Sur la question de la biodiversité, il existe moins de risques de greenwashing car le modèle économique des entreprises repose sur la nature qui les entoure. Par exemple, une société qui dépendrait de prélèvements en eau et qui n’aurait pas mis en place de circuit fermé se trouverait sous les mêmes contraintes de restriction préfectorales que tous les citoyens en cas de pénurie. Alors que pour la diminution des gaz à effet de serre l’exercice est mondial, pour la biodiversité celui-ci peut s’avérer très local. Les retombées de la restauration et de la protection de la nature se constatent immédiatement. C’est gagnant-gagnant pour tout le monde. Plus on protégera notre environnement, plus notre cadre vie s’améliorera et plus notre modèle économique sera résilient.

Comment convaincre les entreprises ? Uniquement avec des arguments économiques ?

Pas seulement. J’ai vu des entreprises très en avance qui réduisent déjà leur dépendance et leur impact, que ce soit en matière environnementale ou sociale. Ces engagements sont notamment importants pour leur marque employeur. Nous voyons bien les tensions sur le marché du recrutement. Les entreprises doivent également s’interroger sur la place qu’elles veulent avoir dans le projet du territoire où elles sont implantées.

"Les entreprises doivent s’interroger sur la place qu’elles veulent avoir dans le projet du territoire où elles sont implantées" 

Comment le gouvernement décline-t-il son programme en faveur de la biodiversité ?
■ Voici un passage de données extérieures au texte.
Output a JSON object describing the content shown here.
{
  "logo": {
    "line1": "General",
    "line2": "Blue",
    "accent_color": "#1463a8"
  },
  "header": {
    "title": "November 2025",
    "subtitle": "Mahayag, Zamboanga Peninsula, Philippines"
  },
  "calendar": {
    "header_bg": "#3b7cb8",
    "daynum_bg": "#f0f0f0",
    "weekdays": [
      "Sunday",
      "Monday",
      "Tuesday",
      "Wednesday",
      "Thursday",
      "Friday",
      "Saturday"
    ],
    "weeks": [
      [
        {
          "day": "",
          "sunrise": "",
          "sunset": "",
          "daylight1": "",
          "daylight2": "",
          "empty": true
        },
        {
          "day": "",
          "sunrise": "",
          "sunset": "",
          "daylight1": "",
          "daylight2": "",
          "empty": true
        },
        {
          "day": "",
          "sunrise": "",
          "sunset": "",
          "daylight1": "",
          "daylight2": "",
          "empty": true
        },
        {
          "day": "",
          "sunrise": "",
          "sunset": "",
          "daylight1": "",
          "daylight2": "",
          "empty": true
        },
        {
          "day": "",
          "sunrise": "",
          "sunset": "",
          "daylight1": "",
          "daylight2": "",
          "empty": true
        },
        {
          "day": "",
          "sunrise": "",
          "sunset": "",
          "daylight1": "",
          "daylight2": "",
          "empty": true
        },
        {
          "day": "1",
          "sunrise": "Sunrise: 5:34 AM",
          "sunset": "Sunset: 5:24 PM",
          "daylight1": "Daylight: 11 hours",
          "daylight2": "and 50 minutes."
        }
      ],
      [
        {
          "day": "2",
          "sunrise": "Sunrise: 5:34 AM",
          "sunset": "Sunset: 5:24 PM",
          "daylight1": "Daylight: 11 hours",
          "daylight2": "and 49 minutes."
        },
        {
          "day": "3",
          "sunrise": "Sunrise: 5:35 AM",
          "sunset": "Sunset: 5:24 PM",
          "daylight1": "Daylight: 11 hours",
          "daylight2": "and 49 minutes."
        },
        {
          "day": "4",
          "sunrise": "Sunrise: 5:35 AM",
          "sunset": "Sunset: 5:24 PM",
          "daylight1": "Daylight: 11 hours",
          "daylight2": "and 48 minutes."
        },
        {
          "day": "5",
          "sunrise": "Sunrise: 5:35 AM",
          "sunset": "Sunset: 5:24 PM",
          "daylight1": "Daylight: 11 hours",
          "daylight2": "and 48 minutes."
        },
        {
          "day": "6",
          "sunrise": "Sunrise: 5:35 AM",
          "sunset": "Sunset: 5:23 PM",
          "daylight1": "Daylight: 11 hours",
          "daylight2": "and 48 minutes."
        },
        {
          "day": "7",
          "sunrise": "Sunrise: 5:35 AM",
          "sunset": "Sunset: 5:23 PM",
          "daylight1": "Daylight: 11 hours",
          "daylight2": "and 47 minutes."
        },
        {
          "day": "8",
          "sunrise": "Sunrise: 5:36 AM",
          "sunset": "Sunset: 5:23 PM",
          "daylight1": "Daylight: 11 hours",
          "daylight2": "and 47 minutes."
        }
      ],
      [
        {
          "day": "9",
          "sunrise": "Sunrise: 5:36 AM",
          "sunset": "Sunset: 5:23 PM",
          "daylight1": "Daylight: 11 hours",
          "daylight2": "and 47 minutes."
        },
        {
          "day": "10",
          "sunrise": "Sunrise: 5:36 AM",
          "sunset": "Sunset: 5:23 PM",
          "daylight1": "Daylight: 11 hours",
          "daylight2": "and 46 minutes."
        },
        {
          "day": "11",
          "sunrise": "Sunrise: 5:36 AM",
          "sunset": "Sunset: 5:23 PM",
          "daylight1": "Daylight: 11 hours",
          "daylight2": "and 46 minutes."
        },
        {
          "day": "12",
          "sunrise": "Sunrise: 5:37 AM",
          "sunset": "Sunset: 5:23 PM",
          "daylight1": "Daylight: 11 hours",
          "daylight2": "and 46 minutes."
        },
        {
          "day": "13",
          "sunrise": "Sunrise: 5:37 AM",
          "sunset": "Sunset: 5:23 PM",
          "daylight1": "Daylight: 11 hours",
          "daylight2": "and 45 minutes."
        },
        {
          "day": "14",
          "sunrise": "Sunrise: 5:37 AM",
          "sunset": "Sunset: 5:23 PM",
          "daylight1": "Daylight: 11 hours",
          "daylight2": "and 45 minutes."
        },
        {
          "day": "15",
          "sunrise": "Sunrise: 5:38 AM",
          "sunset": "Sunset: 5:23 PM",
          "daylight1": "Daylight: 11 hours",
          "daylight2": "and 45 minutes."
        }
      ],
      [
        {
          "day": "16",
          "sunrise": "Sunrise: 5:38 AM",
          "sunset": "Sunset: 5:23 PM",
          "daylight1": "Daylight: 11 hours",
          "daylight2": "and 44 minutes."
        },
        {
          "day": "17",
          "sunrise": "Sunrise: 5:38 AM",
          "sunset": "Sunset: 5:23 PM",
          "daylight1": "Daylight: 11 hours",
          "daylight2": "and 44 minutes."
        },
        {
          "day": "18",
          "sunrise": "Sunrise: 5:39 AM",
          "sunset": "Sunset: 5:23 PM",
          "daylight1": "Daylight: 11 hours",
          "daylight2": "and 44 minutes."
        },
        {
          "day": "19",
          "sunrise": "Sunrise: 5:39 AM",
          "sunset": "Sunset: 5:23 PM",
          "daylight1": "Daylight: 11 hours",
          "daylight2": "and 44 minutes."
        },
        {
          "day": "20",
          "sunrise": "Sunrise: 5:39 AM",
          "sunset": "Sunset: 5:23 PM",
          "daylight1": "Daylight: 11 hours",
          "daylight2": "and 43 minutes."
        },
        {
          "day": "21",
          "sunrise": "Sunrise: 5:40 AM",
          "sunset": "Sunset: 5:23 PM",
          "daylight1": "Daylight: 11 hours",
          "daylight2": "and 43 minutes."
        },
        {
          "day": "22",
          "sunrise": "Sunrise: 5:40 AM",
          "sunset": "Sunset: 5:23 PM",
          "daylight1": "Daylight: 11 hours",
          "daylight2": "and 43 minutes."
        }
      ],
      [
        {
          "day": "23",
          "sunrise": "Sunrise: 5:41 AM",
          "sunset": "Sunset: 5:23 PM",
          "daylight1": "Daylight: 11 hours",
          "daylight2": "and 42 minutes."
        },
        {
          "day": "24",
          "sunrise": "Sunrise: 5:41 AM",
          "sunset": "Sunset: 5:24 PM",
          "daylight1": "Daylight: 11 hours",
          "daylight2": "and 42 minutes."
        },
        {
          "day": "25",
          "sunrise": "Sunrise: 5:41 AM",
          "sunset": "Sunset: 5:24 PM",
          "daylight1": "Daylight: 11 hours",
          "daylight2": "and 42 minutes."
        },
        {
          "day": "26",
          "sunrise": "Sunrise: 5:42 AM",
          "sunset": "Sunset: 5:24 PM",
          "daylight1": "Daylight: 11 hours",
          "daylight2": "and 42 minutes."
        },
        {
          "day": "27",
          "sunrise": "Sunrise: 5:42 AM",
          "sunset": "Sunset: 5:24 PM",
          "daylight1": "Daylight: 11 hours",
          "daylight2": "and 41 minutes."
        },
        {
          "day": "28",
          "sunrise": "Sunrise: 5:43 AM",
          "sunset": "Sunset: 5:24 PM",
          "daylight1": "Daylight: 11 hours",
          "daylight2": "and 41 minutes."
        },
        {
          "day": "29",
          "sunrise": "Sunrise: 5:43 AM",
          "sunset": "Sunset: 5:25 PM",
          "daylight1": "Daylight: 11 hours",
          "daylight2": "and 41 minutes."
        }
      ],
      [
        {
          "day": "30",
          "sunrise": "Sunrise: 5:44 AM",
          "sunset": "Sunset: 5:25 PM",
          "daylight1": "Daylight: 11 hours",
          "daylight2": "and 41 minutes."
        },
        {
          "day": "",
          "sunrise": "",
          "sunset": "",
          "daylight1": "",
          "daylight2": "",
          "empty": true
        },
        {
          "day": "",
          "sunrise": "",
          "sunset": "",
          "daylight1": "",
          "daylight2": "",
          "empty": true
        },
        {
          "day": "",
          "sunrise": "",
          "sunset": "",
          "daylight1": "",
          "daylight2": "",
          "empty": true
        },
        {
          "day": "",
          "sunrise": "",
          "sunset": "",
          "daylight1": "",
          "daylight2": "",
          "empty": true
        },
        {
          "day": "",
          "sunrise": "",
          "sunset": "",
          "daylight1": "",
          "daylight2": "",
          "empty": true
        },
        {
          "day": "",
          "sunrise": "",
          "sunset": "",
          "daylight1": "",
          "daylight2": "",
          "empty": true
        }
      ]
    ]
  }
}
En mars dernier, le président de la République a présenté le plan eau. C’est le premier livrable de planification écologique pilotée par la Première ministre. Un certain nombre de mesures concernent les entreprises. Par exemple, nous identifions et accompagnons les 50 sites industriels avec le plus fort potentiel de baisse de leur consommation d’eau afin qu’ils participent à l’objectif d’au moins -10 % de prélèvements en eau d’ici à 2030. Le prochain livrable de la planification sera dévoilé d’ici à novembre : la stratégie nationale de biodiversité que je porte. Enfin, un autre est attendu pour décembre et organisera l’adaptation de notre pays aux effets du changement climatique. Car, même si le gouvernement est pleinement mobilisé pour limiter le réchauffement climatique à 1,5 degré à l’échelle de la planète, il faut envisager de moins bons scénarios dans le cas où les autres pays ne feraient pas leur part de l’effort. Gouverner c’est prévoir.

Quel type d’écologie portez-vous ?

Je porte une écologie à la française, une écologie de progrès qui n’est pas punitive. C’est une écologie qui n’est pas dans le déni, qui a conscience qu’à horizon 2050 le débit des rivières pourrait chuter de 40 %. C’est également une écologie des solutions. Mon travail consiste à accompagner les grandes mais aussi les petites et moyennes entreprises à prendre conscience de leurs dépendances à la nature. Nous travaillons par exemple avec Bpifrance et l’Ademe sur l’élaboration d’un autodiagnostic à destination des TPE et PME pour leur permettre d’évaluer leur impact sur la nature. Nous planchons par ailleurs sur un certain nombre d’engagements volontaires. Les Comex et les directoires des sociétés doivent se former à la biodiversité comme ils se sont formés au climat. Aujourd’hui la France a un quart d’heure d’avance. Nous devons nous engager afin de le conserver et ainsi répondre au défi du siècle.